A federal judge has approved a motion allowing former Minneapolis police officer Derek Chauvin to examine heart tissue and conduct additional testing on fluids preserved from George Floyd as part of Chauvin’s ongoing effort to overturn his conviction.
U.S. District Court Judge Paul A. Magnuson ruled in an order filed Monday that Chauvin’s defense team demonstrated “good cause” to carry out the testing.
JUST IN: In new court ruling, Derek Chauvin will be allowed to test heart tissue of George Floyd. pic.twitter.com/51Kzl1qoIP
— Liz Collin (@lizcollin) December 16, 2024
Defense claims alternate cause of death
Chauvin contends his attorney at the time, Eric Nelson, failed to act on critical medical evidence that could have influenced the outcome of the federal case.
According to the order, Dr. William Schaetzel contacted Nelson before Chauvin’s federal indictment and offered a medical opinion that Chauvin did not cause Floyd’s death.
“Dr. Schaetzel’s opinion is that Mr. Floyd died due to a catecholamine crisis when his paraganglioma secreted excessive levels of catecholamines,” the order states. “These excessive levels of catecholamines led to Takotsubo’s myocarditis (a type of acute heart failure, or heart attack), resulting in pulmonary edema and death.”
The order claims that Nelson didn’t share Dr. Schaetzel’s opinions with Chauvin or follow through on recommended tests that could have backed this alternate cause-of-death theory.
Chauvin’s legal team contends that this oversight amounts to ineffective legal representation and is the foundation of his effort to overturn his federal civil rights conviction, according to the order.
“Given the significant nature of the criminal case that Mr.
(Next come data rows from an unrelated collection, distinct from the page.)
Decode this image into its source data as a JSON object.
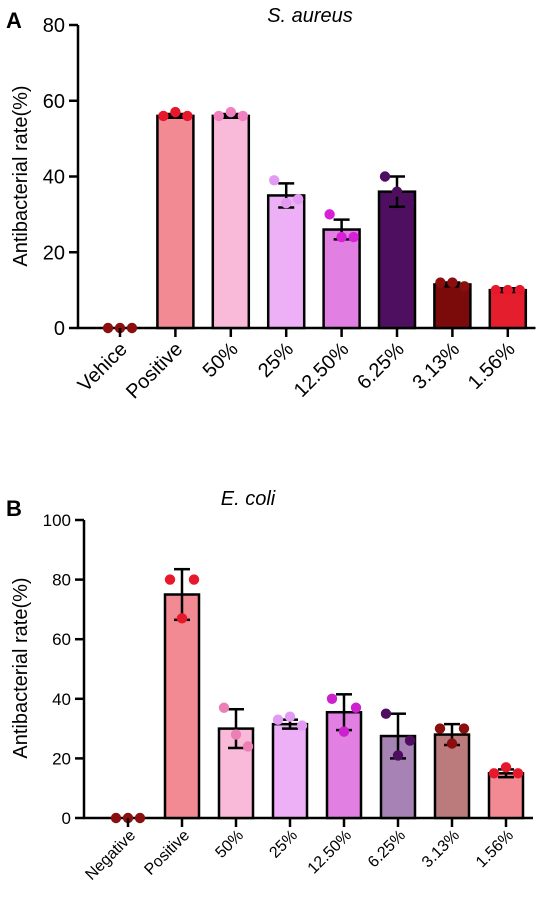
{
  "chart_data": [
    {
      "type": "bar",
      "panel_label": "A",
      "title": "S. aureus",
      "ylabel": "Antibacterial rate(%)",
      "ylim": [
        0,
        80
      ],
      "yticks": [
        0,
        20,
        40,
        60,
        80
      ],
      "categories": [
        "Vehice",
        "Positive",
        "50%",
        "25%",
        "12.50%",
        "6.25%",
        "3.13%",
        "1.56%"
      ],
      "values": [
        0,
        56,
        56,
        35,
        26,
        36,
        11.5,
        10
      ],
      "errors": [
        0,
        0.5,
        0.5,
        3.2,
        2.6,
        4.0,
        0.5,
        0.5
      ],
      "points": [
        [
          0,
          0,
          0
        ],
        [
          56,
          57,
          56
        ],
        [
          56,
          57,
          56
        ],
        [
          39,
          33,
          34
        ],
        [
          30,
          24,
          24
        ],
        [
          40,
          36,
          33
        ],
        [
          12,
          12,
          11
        ],
        [
          10,
          10,
          10
        ]
      ],
      "bar_colors": [
        "#7b0a0a",
        "#f28a93",
        "#f9b9d9",
        "#edb0f6",
        "#e27fe3",
        "#4f0f60",
        "#7b0a0a",
        "#e51e2e"
      ],
      "point_colors": [
        "#8b0f0f",
        "#e8182c",
        "#f27fc0",
        "#e39af2",
        "#d621d6",
        "#4e0d5e",
        "#8b0f0f",
        "#e8182c"
      ],
      "grid": false
    },
    {
      "type": "bar",
      "panel_label": "B",
      "title": "E. coli",
      "ylabel": "Antibacterial rate(%)",
      "ylim": [
        0,
        100
      ],
      "yticks": [
        0,
        20,
        40,
        60,
        80,
        100
      ],
      "categories": [
        "Negative",
        "Positive",
        "50%",
        "25%",
        "12.50%",
        "6.25%",
        "3.13%",
        "1.56%"
      ],
      "values": [
        0,
        75,
        30,
        31.5,
        35.5,
        27.5,
        28,
        15
      ],
      "errors": [
        0,
        8.5,
        6.5,
        1.5,
        6,
        7.5,
        3.5,
        1.3
      ],
      "points": [
        [
          0,
          0,
          0
        ],
        [
          80,
          67,
          80
        ],
        [
          37,
          28,
          24
        ],
        [
          33,
          34,
          31
        ],
        [
          40,
          29,
          37
        ],
        [
          35,
          21,
          26
        ],
        [
          30,
          25,
          30
        ],
        [
          15,
          17,
          15
        ]
      ],
      "bar_colors": [
        "#7b0a0a",
        "#f28a93",
        "#f9b9d9",
        "#edb0f6",
        "#e27fe3",
        "#a783b5",
        "#bb7a7c",
        "#f28a93"
      ],
      "point_colors": [
        "#8b0f0f",
        "#e8182c",
        "#ec7fb4",
        "#e39af2",
        "#cc21cc",
        "#4e0d5e",
        "#8b0f0f",
        "#e8182c"
      ],
      "grid": false
    }
  ]
}
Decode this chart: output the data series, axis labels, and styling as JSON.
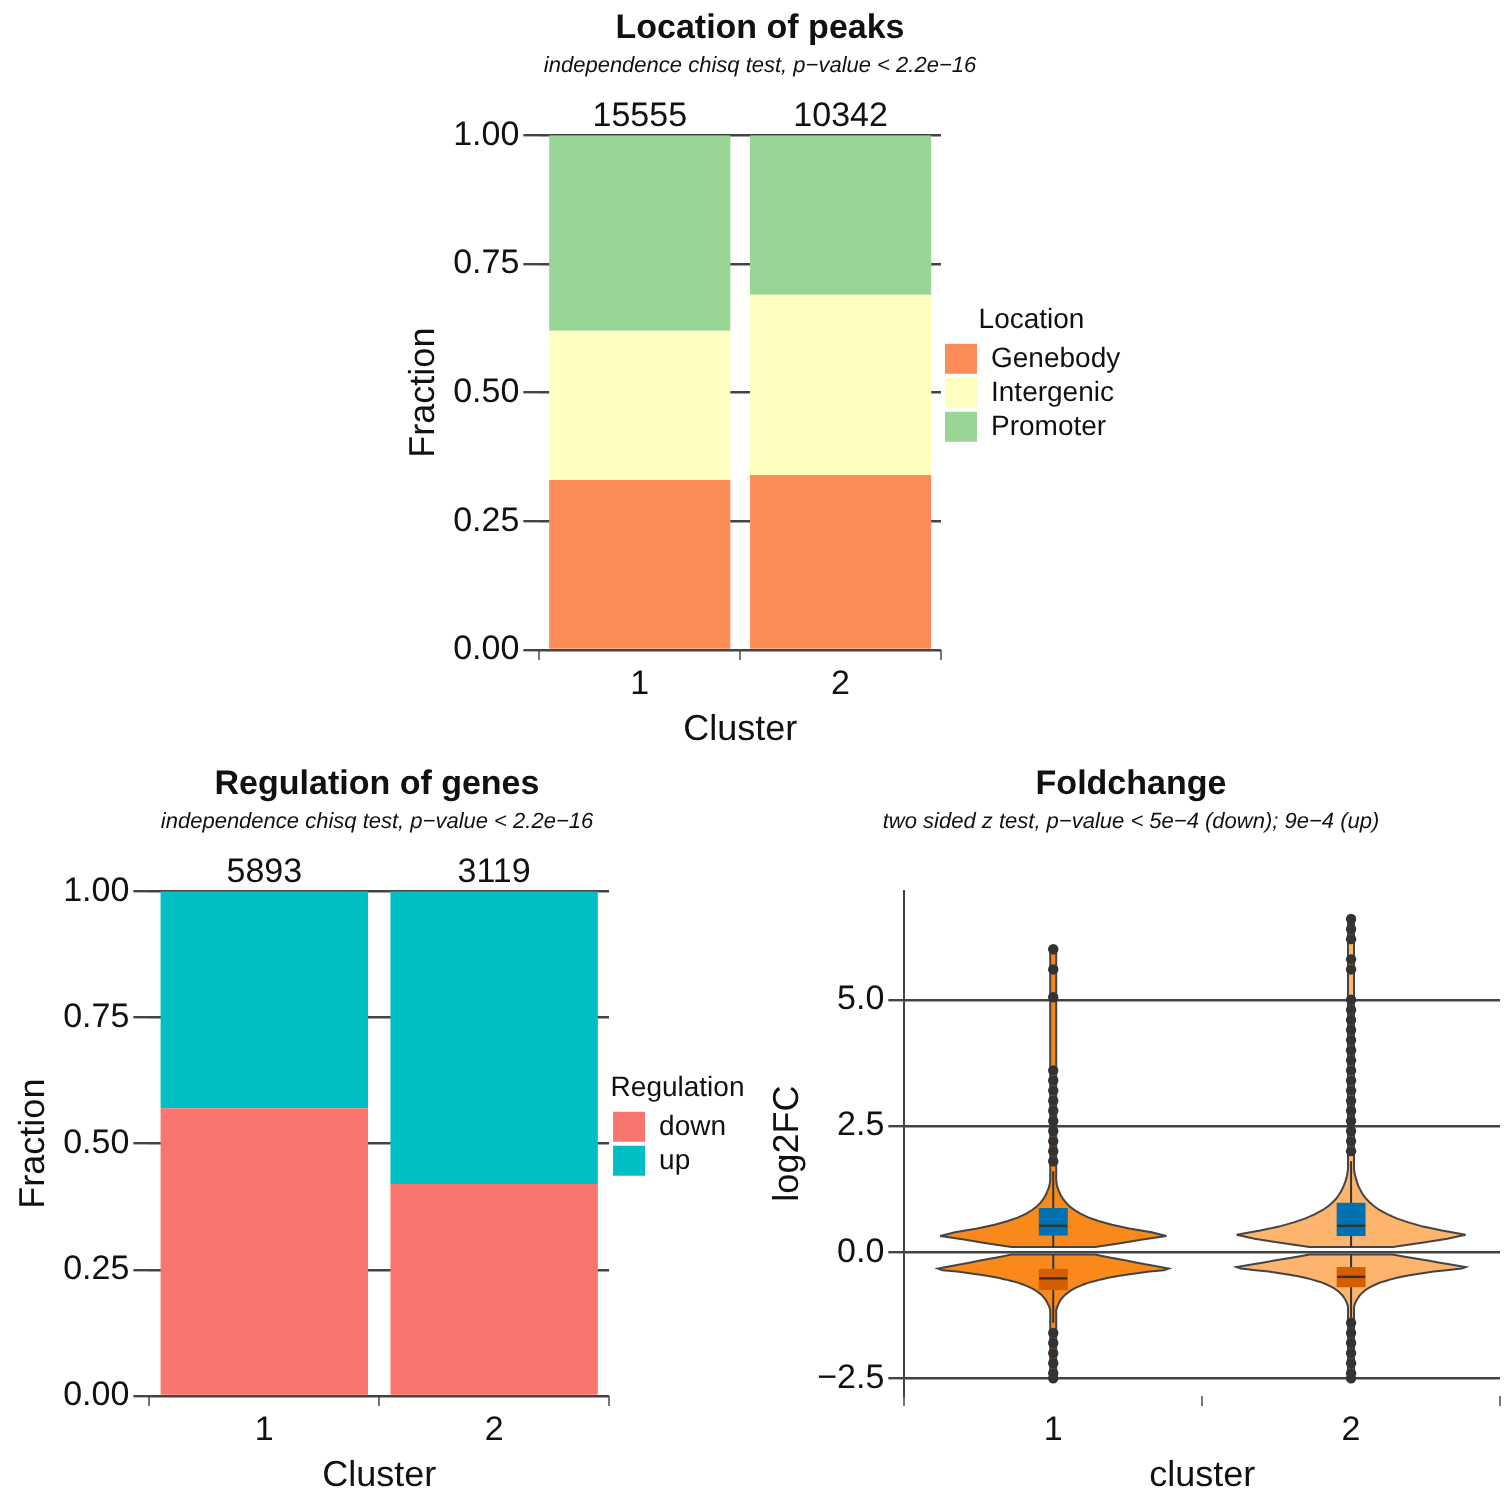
{
  "chart_data": [
    {
      "type": "bar",
      "title": "Location of peaks",
      "subtitle": "independence chisq test, p−value < 2.2e−16",
      "xlabel": "Cluster",
      "ylabel": "Fraction",
      "legend_title": "Location",
      "categories": [
        "1",
        "2"
      ],
      "series": [
        {
          "name": "Genebody",
          "color": "#fc8d59",
          "values": [
            0.33,
            0.34
          ]
        },
        {
          "name": "Intergenic",
          "color": "#ffffbf",
          "values": [
            0.29,
            0.35
          ]
        },
        {
          "name": "Promoter",
          "color": "#99d594",
          "values": [
            0.38,
            0.31
          ]
        }
      ],
      "stacked": true,
      "ylim": [
        0,
        1
      ],
      "yticks": [
        {
          "value": 0,
          "label": "0.00"
        },
        {
          "value": 0.25,
          "label": "0.25"
        },
        {
          "value": 0.5,
          "label": "0.50"
        },
        {
          "value": 0.75,
          "label": "0.75"
        },
        {
          "value": 1,
          "label": "1.00"
        }
      ],
      "grid": "y",
      "legend": "right",
      "annotations": [
        {
          "text": "15555",
          "x": "1",
          "y": 1
        },
        {
          "text": "10342",
          "x": "2",
          "y": 1
        }
      ]
    },
    {
      "type": "bar",
      "title": "Regulation of genes",
      "subtitle": "independence chisq test, p−value < 2.2e−16",
      "xlabel": "Cluster",
      "ylabel": "Fraction",
      "legend_title": "Regulation",
      "categories": [
        "1",
        "2"
      ],
      "series": [
        {
          "name": "down",
          "color": "#f8766d",
          "values": [
            0.57,
            0.42
          ]
        },
        {
          "name": "up",
          "color": "#00bfc4",
          "values": [
            0.43,
            0.58
          ]
        }
      ],
      "stacked": true,
      "ylim": [
        0,
        1
      ],
      "yticks": [
        {
          "value": 0,
          "label": "0.00"
        },
        {
          "value": 0.25,
          "label": "0.25"
        },
        {
          "value": 0.5,
          "label": "0.50"
        },
        {
          "value": 0.75,
          "label": "0.75"
        },
        {
          "value": 1,
          "label": "1.00"
        }
      ],
      "grid": "y",
      "legend": "right",
      "annotations": [
        {
          "text": "5893",
          "x": "1",
          "y": 1
        },
        {
          "text": "3119",
          "x": "2",
          "y": 1
        }
      ]
    },
    {
      "type": "box",
      "title": "Foldchange",
      "subtitle": "two sided z test, p−value < 5e−4 (down); 9e−4 (up)",
      "xlabel": "cluster",
      "ylabel": "log2FC",
      "categories": [
        "1",
        "2"
      ],
      "colors": [
        "#f8891a",
        "#fdb46c"
      ],
      "series": [
        {
          "color": "#0072b2",
          "boxes": [
            {
              "low": 0.1,
              "q1": 0.34,
              "median": 0.52,
              "q3": 0.86,
              "high": 1.6,
              "outliers": [
                1.8,
                2.0,
                2.2,
                2.4,
                2.6,
                2.8,
                3.0,
                3.2,
                3.4,
                3.6,
                5.05,
                5.6,
                6.0
              ]
            },
            {
              "low": 0.1,
              "q1": 0.33,
              "median": 0.52,
              "q3": 0.97,
              "high": 1.8,
              "outliers": [
                2.0,
                2.2,
                2.4,
                2.6,
                2.8,
                3.0,
                3.2,
                3.4,
                3.6,
                3.8,
                4.0,
                4.2,
                4.4,
                4.6,
                4.8,
                5.0,
                5.6,
                5.8,
                6.2,
                6.4,
                6.6
              ]
            }
          ]
        },
        {
          "color": "#d55e00",
          "boxes": [
            {
              "low": -1.4,
              "q1": -0.74,
              "median": -0.52,
              "q3": -0.34,
              "high": -0.05,
              "outliers": [
                -1.6,
                -1.8,
                -2.0,
                -2.2,
                -2.4,
                -2.5
              ]
            },
            {
              "low": -1.3,
              "q1": -0.69,
              "median": -0.49,
              "q3": -0.31,
              "high": -0.05,
              "outliers": [
                -1.4,
                -1.6,
                -1.8,
                -2.0,
                -2.2,
                -2.4,
                -2.5
              ]
            }
          ]
        }
      ],
      "ylim": [
        -2.85,
        7.15
      ],
      "yticks": [
        {
          "value": -2.5,
          "label": "−2.5"
        },
        {
          "value": 0,
          "label": "0.0"
        },
        {
          "value": 2.5,
          "label": "2.5"
        },
        {
          "value": 5,
          "label": "5.0"
        }
      ],
      "grid": "y"
    }
  ]
}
Chauvin was convicted
of, and given that the discovery that Mr. Chauvin seeks could support Dr. Schaetzel’s
opinion of how Mr. Floyd died, the Court finds that there is good cause to allow
Mr. Chauvin to take the discovery that he seeks,” Magnuson’s order states.
Chauvin was convicted in 2021 in Minnesota state court of second-degree unintentional murder, third-degree murder, and second-degree manslaughter for the 2020 death of George Floyd. He later pleaded guilty to violating Floyd’s federal civil rights and is currently serving a 21-year federal sentence.
Chauvin also plans to ask for his state convictions to be overturned, Alpha News recently reported.
“It’s really a day-by-day, hour-by-hour process to survive nowadays,” Chauvin recently told Alpha News in an exclusive interview ahead of the trial of John Turscak, who is accused of stabbing Chauvin 22 times in a Tucson prison last year. There is a fund set up to help pay for Chauvin’s legal fees.